Today we begin a series of visual presentations on swing state elections and key US Senate and CD races using our GeopolitIQs™ mapping tool. We developed GeopolitIQs to aid in the quick analyses of historical voter turnout and key demographics that help define the current political landscape.
As shown in the maps for OH below, we have manipulated the shape files of a traditional state map to show county boundaries based on actual voter turnout in an election. And here, we have colored the counties from dark blue (very Democratic) to bright red (huge GOP wins).
These GeoPolitIQs maps help to remind us that people not land mass drive voter turnout—see the big dark blue mass in the 2012 map for Cleveland!! They also remind us of the difference in presidential years versus midterms—notice the dearth of blue in the 2014 Fitzgerald bid for Governor.

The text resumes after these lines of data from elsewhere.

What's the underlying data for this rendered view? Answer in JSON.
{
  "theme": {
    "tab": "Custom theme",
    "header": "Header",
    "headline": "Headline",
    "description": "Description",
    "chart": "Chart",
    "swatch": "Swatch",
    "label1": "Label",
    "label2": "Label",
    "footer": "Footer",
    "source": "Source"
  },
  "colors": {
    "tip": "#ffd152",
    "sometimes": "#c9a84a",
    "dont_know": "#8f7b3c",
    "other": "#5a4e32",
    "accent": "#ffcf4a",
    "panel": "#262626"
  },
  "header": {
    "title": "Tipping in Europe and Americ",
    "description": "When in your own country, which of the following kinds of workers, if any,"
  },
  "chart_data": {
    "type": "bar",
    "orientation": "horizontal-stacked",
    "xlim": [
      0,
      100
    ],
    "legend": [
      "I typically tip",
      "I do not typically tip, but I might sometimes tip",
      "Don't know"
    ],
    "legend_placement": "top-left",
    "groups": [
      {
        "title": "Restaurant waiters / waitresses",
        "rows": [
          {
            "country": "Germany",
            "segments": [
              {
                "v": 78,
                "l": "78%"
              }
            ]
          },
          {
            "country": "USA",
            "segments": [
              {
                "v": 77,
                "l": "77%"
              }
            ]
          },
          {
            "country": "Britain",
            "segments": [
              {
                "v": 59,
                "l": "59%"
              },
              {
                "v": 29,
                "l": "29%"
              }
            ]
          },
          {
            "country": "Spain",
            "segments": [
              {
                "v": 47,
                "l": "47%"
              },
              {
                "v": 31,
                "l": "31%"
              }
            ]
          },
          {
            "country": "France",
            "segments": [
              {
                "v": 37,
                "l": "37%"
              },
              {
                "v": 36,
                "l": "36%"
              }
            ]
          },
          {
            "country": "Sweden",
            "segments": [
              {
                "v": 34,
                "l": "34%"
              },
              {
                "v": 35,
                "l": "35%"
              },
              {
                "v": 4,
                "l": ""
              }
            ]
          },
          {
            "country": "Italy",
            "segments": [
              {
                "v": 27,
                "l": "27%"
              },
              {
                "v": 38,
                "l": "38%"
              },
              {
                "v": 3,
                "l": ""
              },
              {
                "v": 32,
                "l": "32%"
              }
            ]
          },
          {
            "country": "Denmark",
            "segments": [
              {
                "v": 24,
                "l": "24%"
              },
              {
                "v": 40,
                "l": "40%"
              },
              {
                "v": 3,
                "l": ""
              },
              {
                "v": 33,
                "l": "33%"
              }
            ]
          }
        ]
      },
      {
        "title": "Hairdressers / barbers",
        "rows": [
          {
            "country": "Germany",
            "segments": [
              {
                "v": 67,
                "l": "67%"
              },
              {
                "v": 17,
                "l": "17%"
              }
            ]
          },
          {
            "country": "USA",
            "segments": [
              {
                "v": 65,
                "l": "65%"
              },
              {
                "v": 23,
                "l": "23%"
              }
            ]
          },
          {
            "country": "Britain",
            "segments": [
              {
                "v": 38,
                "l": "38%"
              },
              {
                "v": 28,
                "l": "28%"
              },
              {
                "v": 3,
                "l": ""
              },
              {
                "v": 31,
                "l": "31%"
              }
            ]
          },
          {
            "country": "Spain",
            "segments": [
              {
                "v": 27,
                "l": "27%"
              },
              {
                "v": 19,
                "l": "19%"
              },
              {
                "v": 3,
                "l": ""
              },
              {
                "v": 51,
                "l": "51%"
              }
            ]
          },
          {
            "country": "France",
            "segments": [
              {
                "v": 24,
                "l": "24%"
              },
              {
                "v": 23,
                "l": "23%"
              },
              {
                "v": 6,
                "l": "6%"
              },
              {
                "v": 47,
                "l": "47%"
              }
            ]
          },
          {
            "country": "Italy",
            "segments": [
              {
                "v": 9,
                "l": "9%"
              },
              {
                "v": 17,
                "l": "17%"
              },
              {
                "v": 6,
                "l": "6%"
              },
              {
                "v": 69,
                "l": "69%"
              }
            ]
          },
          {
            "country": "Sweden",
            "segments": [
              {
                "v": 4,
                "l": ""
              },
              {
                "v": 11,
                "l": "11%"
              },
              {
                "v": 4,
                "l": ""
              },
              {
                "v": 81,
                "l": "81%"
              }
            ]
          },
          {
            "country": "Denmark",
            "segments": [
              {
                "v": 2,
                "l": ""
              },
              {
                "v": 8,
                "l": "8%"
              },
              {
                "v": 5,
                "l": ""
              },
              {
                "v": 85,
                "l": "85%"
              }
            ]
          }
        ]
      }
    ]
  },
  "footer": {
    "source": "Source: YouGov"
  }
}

As to the story told in these maps, we see that President Obama was able to win in Ohio in 2012 in large part thanks to huge voter turnout in Cuyahoga and Franklin Counties, homes to the urban centers of Cleveland and Columbus, respectively. This swell of voters disappeared in 2014, however, killing any chance of unseating the incumbent Republican governor, John Kasich, in this ever-important bellwether. Turnout fell by a whopping 43% in Cuyahoga County and 45% in Franklin County from 2012; in real numbers, 500,000 fewer voters showed up to the polls from these counties alone.
If Democrats are to retain the White House and take back the Senate in 2016, we must do much better turning out our base in these urban centers.